Дёжка неопределенно передернула плечами и посмотрела поверх меня, куда-то далеко.
– Ну, а пасти коров не скучно ли?
– Не-к… Мне нравится. Кругом – воля. Далеко видать. Самолеты летают, ленты по небу делают. Облака разные: только что было такое, а отвернулся – оно уже по-другому. А вчера цапли летали. Четыре штуки высоко-высоко. И всё – кругами… А еще хорошо песни петь. Въедешь на горку, глядишь, глядишь вокруг – красота! Так бы и полетела… Ну, полететь не полетишь, а покричать охота.
– И какие же?
– А всякие.
– Ну, а все-таки?
– «По Дону гуляет…» – слыхали такую?
– «Казак молодой»?
– Вот-вот! – обрадованно закивала Дёжка. – Эту. А еще – «Выхожу один я на дорогу» – знаете?
– А как же!
– «Белеет парус одинокий»?
– Тоже знаю.
– «Пуховый платок»? – теперь уже Дёжка экзаменовала меня.
– Знаю.
– А про калину?
– «Что стоишь, качаясь…»?
– Не-е! – торжествующе засмеялась она. – То про рябину. А про калину так… – И она, придав лицу строгую отрешенность, напомнила голосом:
Калина красная, калина вызрела,Я у залеточки характер вызнала.Характер вызнала, характер он такой:Я не уважила, а он пошел с другой…– Да, это совсем другая, – рассмеялся я. – И откуда ты все это берешь?

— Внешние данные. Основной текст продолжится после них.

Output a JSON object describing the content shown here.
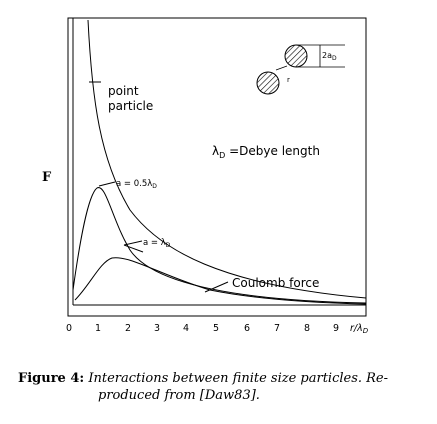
{
  "figure": {
    "y_axis_label": "F",
    "point_particle_line1": "point",
    "point_particle_line2": "particle",
    "legend_lambda": "λ",
    "legend_lambda_sub": "D",
    "legend_rest": " =Debye length",
    "curve_05_label": "a = 0.5λ",
    "curve_05_sub": "D",
    "curve_1_label": "a = λ",
    "curve_1_sub": "D",
    "coulomb_label": "Coulomb force",
    "inset_label": "2a",
    "inset_sub": "D",
    "inset_small": "r",
    "x_ticks": [
      "0",
      "1",
      "2",
      "3",
      "4",
      "5",
      "6",
      "7",
      "8",
      "9"
    ],
    "x_unit": "r/λ",
    "x_unit_sub": "D"
  },
  "caption": {
    "number": "Figure 4:",
    "text_line1": "Interactions between finite size particles. Re-",
    "text_line2": "produced from [Daw83]."
  }
}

– От бабушки. «Позарастали стежки-дорожки», «Зачем тебя я, милый мой, узнала» – это я от бабушки. Она у нас не ходила, все лежала. И голосу почти не стало. Едва слышно. А все равно пела мне. Возьмет за руку и тихо так напевает… Полежит-полежит, отдохнет и еще споет. Это, говорит, чтоб ты меня помнила… А я, верно, я все ее песни помню, ни одной не забыла…
– Теперь уже не забудешь никогда.
Дёжка внимательно посмотрела на меня, осмысливая мои слова.

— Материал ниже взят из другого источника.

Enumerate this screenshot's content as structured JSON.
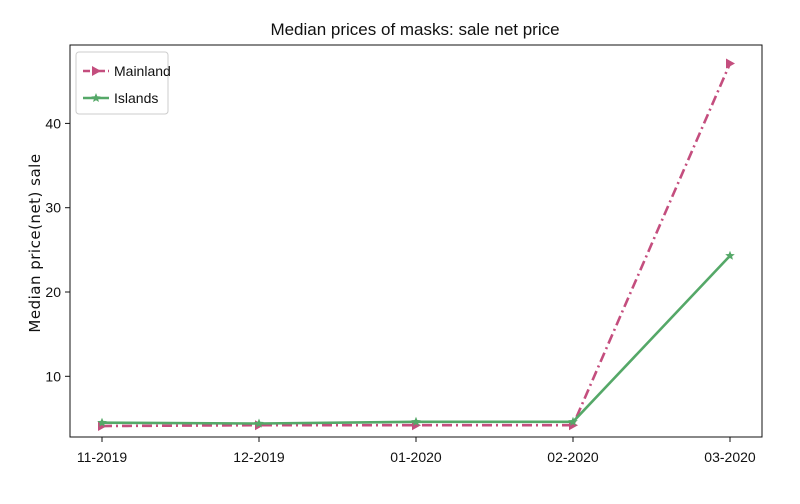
{
  "chart_data": {
    "type": "line",
    "title": "Median prices of masks: sale net price",
    "xlabel": "",
    "ylabel": "Median price(net) sale",
    "categories": [
      "11-2019",
      "12-2019",
      "01-2020",
      "02-2020",
      "03-2020"
    ],
    "yticks": [
      10,
      20,
      30,
      40
    ],
    "ylim": [
      2.8,
      49.3
    ],
    "grid": false,
    "legend_position": "top-left",
    "series": [
      {
        "name": "Mainland",
        "values": [
          4.1,
          4.2,
          4.2,
          4.2,
          47.1
        ],
        "color": "#c44e7e",
        "line_style": "dash-dot",
        "marker": "triangle-right"
      },
      {
        "name": "Islands",
        "values": [
          4.5,
          4.4,
          4.6,
          4.6,
          24.3
        ],
        "color": "#55a868",
        "line_style": "solid",
        "marker": "star"
      }
    ]
  }
}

– Вот… А «Калину красную» – это я уже без бабушки, по телевизору. А еще Аллу Пугачеву знаю.
– «Все могут короли»?
– Ага! – кивнула Дёжка.
– Нет, бабушкины песни лучше.
– А то еще про маэстро, – и пояснила скороговоркой: «Я в восьмом ряду, в восьмом ряду…»
– Покажи-ка нам все-таки, – перебил я Дёжку, – как на большую дорогу выбраться. Не пойму, куда мы заехали.
– А тут недалеко. Сейчас покажу, – готовно согласилась она. – Вы только за мной поезжайте.
Я крикнул своим, чтобы сошли к машине. Насунув покрепче буденовку, взмахивая оттопыренными локтями в лад гулкому на сухой убитой дороге копытному скоку, Дёжка пустила конька впереди нас.
На маковке холма конь нетерпеливо затанцевал и зафыркал от выхлопов рядом работающего мотора, а она, натягивая поводья и обводя взглядом открывшиеся окрестности, принялась пояснять:
– Во-он, видите, от леса лог пошел?
– Так, так…
– Там наша речка Виногробль начинается.
– Ага, ага…
– Ее нигде не переедете до самой плотины.
– Так, а как же на плотину попасть?
– А вы вон по той кукурузе ступайте. Все прямо и прямо. Там дорога ведет на плотину.
– Ну, спасибо тебе, Дёжка! – помахал я рукой в открытое автомобильное оконце. – Хорошее у тебя имя! Ты и впрямь мамина надежда.
Дёжка, раскачиваясь на вертлявом, никак не желающем стоять коньке, смущенно и счастливо заулыбалась.